I then looked at creating categories for each of these purposes and rank them from most to least identified. This would consolidate some reoccurring identified needs, though expressed in varying ways, along with capturing which were most frequently identified. We then were able to attach fitness scores to each area to get an idea of how fit each purpose was. I was hoping this would give us some form of additional objectivity; perhaps it would be ok to be less fit in infrequent purposes and conversely underscore the need for something to be done for fitness gaps at frequently identified areas.
The results allowed us to start focusing mostly on comments in the most identified categories both to identify why those purposes were fit or why they weren’t.
We also did more consolidation of the purposes to segments, to help us identify if there were opportunities to elevate segments, make them more the focus of the job, and ways we could eliminate unwanted areas as well. We didn’t take any action in that area at the time, but did consider it as a future possibility. Particularly as we had a desire to elevate #3, Service Management, and wanted to reduce the demand for the #1 item, Team Management.
We also found that needs that have come up in previous years had died down naturally as relics of the past, which suggested to us that some of our new approaches to managing work, particularly through Kanban, were evolutionary supplanting previous management practices.
Another angle that was considered was how purposes differed depending on which groups were asked, in this case we saw the highest rates of fitness with team members, but the lowest with senior management. One big point of discussion with my team was the political and safety implications with fitness gaps with the leadership group. It was a market that could not be ignored!
The Individual Picture
Individual results were only shared with the individual they corresponded to. The initial contentious issue were reactions to scores when they were below the scores of the overall group — nobody wants to be considered below average. Part of the guidance from the Fit for Purpose framework was to stop thinking in terms of benchmarking to external sources (i.e. your competition) and focus on yourself and your specific market. In the case of individuals, this guidance continued to make sense.
This thinking was reinforced as we saw significant differences in purposes at the individual level, that made comparison to group benchmarks unhelpful and really a comparing apple to oranges exercise.
Some group segments didn’t show up at the individual level, and others that were less identified by the group were more pronounced at the individual level.
The Road Ahead
The reaction across my team was one of empowerment. They began to use this information to engage with those around them — understand more about what people wanted. In many cases the “why” in question 3 wasn’t always coherent, and this encouraged dialogue between my team and the rest of the company. And allowed them to make individual adjustments to their “micro market.”
For my team, for some time, they had been on a continuum moving away from working within structured job descriptions, so this felt like a natural next step.
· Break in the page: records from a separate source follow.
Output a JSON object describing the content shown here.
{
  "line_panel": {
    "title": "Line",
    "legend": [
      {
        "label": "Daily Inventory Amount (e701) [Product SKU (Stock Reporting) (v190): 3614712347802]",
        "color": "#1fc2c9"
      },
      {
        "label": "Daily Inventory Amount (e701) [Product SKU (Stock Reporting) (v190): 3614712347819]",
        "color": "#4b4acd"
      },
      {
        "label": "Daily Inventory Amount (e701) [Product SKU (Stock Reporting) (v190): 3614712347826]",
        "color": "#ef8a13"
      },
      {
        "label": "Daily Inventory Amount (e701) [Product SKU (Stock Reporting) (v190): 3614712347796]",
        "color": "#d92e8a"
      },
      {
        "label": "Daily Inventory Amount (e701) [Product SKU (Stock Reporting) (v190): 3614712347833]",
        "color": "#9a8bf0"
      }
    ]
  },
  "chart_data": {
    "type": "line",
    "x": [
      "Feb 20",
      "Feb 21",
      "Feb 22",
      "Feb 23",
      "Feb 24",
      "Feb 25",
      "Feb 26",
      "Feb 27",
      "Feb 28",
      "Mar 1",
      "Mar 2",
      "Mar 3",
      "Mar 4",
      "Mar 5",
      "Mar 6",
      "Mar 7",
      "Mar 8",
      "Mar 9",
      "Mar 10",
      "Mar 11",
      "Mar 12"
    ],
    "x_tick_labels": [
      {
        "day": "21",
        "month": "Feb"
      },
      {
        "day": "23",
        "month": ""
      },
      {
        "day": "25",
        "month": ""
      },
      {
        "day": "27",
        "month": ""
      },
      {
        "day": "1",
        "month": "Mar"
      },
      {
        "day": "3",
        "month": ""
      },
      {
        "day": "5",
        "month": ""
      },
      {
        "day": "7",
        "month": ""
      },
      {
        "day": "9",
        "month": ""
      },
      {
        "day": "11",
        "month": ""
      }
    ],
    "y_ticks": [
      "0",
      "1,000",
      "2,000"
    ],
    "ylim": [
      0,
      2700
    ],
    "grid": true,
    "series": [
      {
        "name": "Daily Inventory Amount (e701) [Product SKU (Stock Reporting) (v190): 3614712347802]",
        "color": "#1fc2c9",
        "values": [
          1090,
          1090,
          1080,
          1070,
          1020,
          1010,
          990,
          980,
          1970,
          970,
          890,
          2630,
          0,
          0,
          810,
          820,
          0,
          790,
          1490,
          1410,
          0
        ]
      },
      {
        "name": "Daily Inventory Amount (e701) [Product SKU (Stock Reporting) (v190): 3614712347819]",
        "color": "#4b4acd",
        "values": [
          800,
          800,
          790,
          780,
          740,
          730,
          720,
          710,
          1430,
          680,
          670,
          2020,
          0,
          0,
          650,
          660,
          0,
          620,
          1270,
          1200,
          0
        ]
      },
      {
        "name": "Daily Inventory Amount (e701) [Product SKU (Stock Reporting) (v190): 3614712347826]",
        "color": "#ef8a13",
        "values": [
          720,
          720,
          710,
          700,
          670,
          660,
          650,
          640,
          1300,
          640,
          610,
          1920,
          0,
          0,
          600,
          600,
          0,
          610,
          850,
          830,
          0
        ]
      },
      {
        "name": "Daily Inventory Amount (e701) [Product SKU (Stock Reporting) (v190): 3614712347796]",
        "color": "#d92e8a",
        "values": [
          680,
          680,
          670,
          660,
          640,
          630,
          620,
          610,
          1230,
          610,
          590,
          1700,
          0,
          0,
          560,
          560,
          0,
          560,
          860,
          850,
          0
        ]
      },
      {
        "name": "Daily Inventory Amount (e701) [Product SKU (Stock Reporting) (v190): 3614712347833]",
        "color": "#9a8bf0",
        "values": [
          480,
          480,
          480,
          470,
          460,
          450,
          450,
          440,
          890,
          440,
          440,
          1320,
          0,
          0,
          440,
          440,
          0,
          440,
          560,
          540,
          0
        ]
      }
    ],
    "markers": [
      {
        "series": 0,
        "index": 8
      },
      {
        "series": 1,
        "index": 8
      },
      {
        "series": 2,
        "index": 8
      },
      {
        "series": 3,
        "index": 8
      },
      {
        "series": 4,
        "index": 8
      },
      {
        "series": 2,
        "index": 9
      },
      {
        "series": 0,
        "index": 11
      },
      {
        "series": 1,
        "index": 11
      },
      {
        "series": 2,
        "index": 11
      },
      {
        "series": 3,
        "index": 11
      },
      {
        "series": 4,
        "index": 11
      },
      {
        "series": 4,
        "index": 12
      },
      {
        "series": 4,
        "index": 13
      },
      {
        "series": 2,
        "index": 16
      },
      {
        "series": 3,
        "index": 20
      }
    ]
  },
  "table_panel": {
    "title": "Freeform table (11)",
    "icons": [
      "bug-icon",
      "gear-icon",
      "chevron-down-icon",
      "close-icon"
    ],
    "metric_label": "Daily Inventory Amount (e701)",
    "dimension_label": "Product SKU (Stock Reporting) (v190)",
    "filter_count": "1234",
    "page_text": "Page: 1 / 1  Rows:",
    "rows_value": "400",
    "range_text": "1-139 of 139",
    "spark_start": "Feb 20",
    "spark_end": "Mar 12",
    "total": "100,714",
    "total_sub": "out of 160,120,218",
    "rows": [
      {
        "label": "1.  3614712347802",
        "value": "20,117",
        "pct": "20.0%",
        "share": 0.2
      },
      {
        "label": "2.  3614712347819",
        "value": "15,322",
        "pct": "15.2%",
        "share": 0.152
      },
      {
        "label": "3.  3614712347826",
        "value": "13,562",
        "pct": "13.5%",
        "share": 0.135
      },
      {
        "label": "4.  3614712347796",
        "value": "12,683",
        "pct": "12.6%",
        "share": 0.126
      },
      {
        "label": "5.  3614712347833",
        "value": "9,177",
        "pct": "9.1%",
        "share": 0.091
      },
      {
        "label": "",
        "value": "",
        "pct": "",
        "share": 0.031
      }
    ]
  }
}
But it gave us all a bit of validation of a problem we all suspected: trying to work within one-size-fits-all job descriptions did not actually translate to fitness as a collective group, as a person or employee— particularly given how dynamic our business has been changing. Even tactics like group training may not be effective given how much difference we found across groups and individuals.
For our team, our general conclusion was this: Even at an individual level, knowing your market and adjusting to it, was really the only thing that did work when it came to being individually fit at work.